While this may seem like a lot of lead time to deal with the problem, it also takes about five years to get an asphalt production facility proposed, permitted and built. The actual construction, however, only takes about four months, the rest is permitting time, Jarvis said. "I can build one of these things over a summer," he said.

Asphalt subcontractors located in North County will be forced to travel north to Hemet or Temecula, or south to central San Diego for their supplies.

One ton of asphalt in the county costs about $36 and most agree that the price likely will not change much.

The cost, however, is what is likely to be the most straining cost burden, Jarvis said.

For example, shipping a ton from an Escondido plant to another site in the same city costs about $6, while shipping the same ton to Encinitas can cost about $40 a ton and to Julian can cost about $43 per ton.

"This is where the prices are really going to shoot up," Jarvis said.

Most will have to either rent or purchase new trucks and send them back and forth to dealers far away. The costs of the trucks, the gas and the manpower will add to the costs of the jobs, which will be passed to consumers.

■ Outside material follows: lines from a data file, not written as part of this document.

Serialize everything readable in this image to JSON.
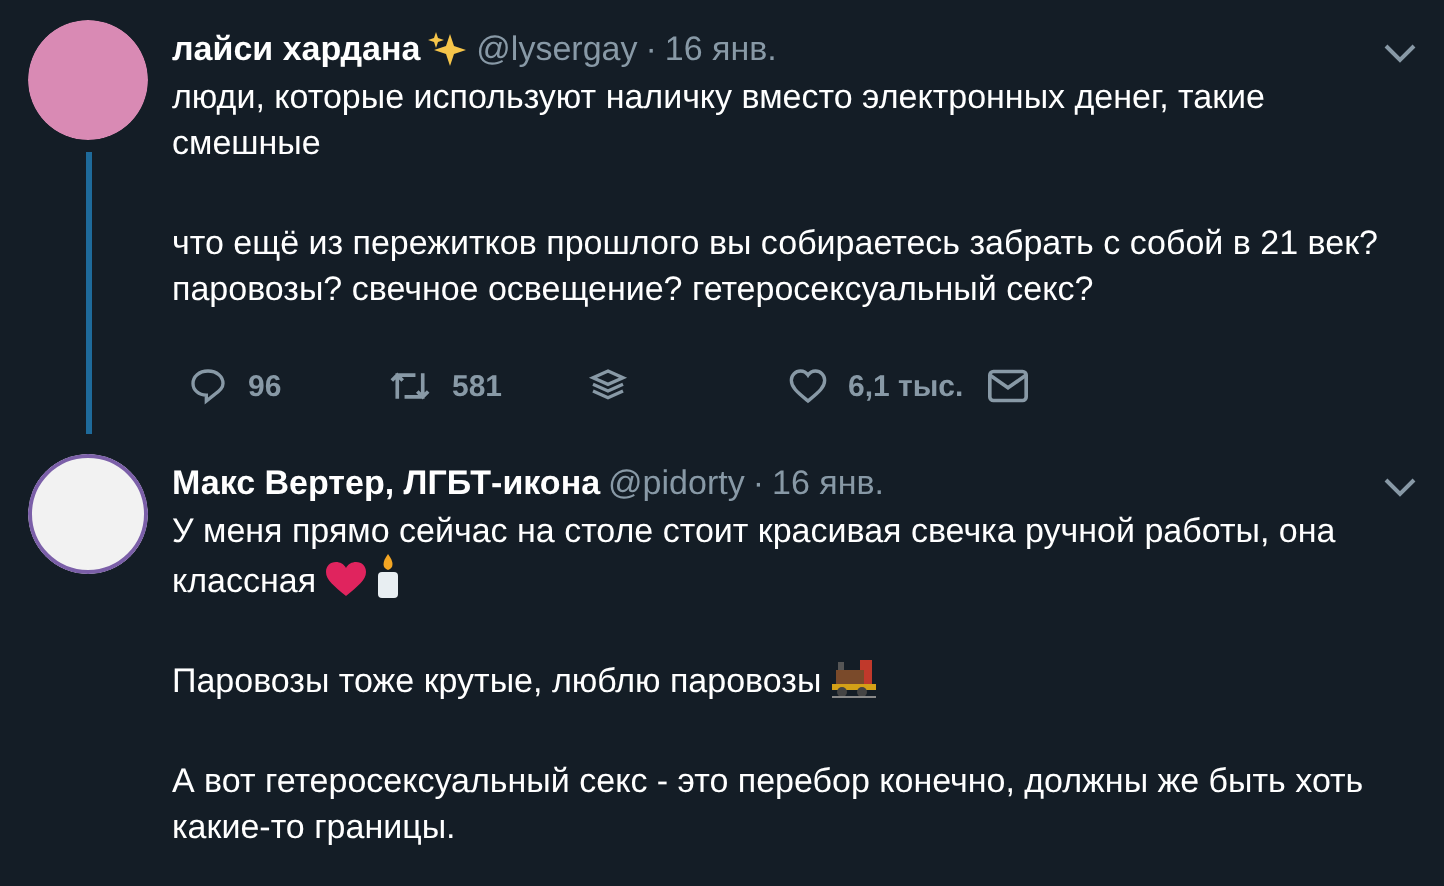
{
  "tweets": [
    {
      "name": "лайси хардана",
      "name_badge": {
        "kind": "sparkles"
      },
      "handle": "@lysergay",
      "separator": "·",
      "date": "16 янв.",
      "thread_line": true,
      "paragraphs": [
        [
          {
            "kind": "text",
            "text": "люди, которые используют наличку вместо электронных денег, такие смешные"
          }
        ],
        [
          {
            "kind": "text",
            "text": "что ещё из пережитков прошлого вы собираетесь забрать с собой в 21 век? паровозы? свечное освещение? гетеросексуальный секс?"
          }
        ]
      ],
      "actions": [
        {
          "kind": "reply",
          "count": "96"
        },
        {
          "kind": "retweet",
          "count": "581"
        },
        {
          "kind": "stack"
        },
        {
          "kind": "like",
          "count": "6,1 тыс."
        },
        {
          "kind": "message"
        }
      ]
    },
    {
      "name": "Макс Вертер, ЛГБТ-икона",
      "handle": "@pidorty",
      "separator": "·",
      "date": "16 янв.",
      "thread_line": false,
      "paragraphs": [
        [
          {
            "kind": "text",
            "text": "У меня прямо сейчас на столе стоит красивая свечка ручной работы, она классная"
          },
          {
            "kind": "heart"
          },
          {
            "kind": "candle"
          }
        ],
        [
          {
            "kind": "text",
            "text": "Паровозы тоже крутые, люблю паровозы"
          },
          {
            "kind": "train"
          }
        ],
        [
          {
            "kind": "text",
            "text": "А вот гетеросексуальный секс - это перебор конечно, должны же быть хоть какие-то границы."
          }
        ]
      ]
    }
  ]
}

"It will add costs to the end buyer because the developer is not going to take the costs," Jarvis said. "The consumer will always take the added costs."

Another problem is that work schedules will be affected because the trucks will have trouble making deliveries because of traffic congestion, said Bob Kennedy, project manager for Southland Paving Inc.

"You can't get the stuff in the morning and the afternoon because of traffic," Kennedy said. "So, completing a job becomes a lot more difficult."

There is also the possibility that shortages may arise. In preparation, asphalt contractors like Kennedy are going to have to schedule projects further in advance.

Contractors like Jose Salinas, owner of San Marcos-based LC Paving, are going to order the asphalt from a broker and have it delivered, an expensive proposition. "It'll cost more but it will save us the traffic," he said.

The result will be felt on the bottom line, said John Dempsey, president of Lusardi Construction. "It's simple economics, when there is a shortage of a project and it's harder to get, the project costs go up," he said.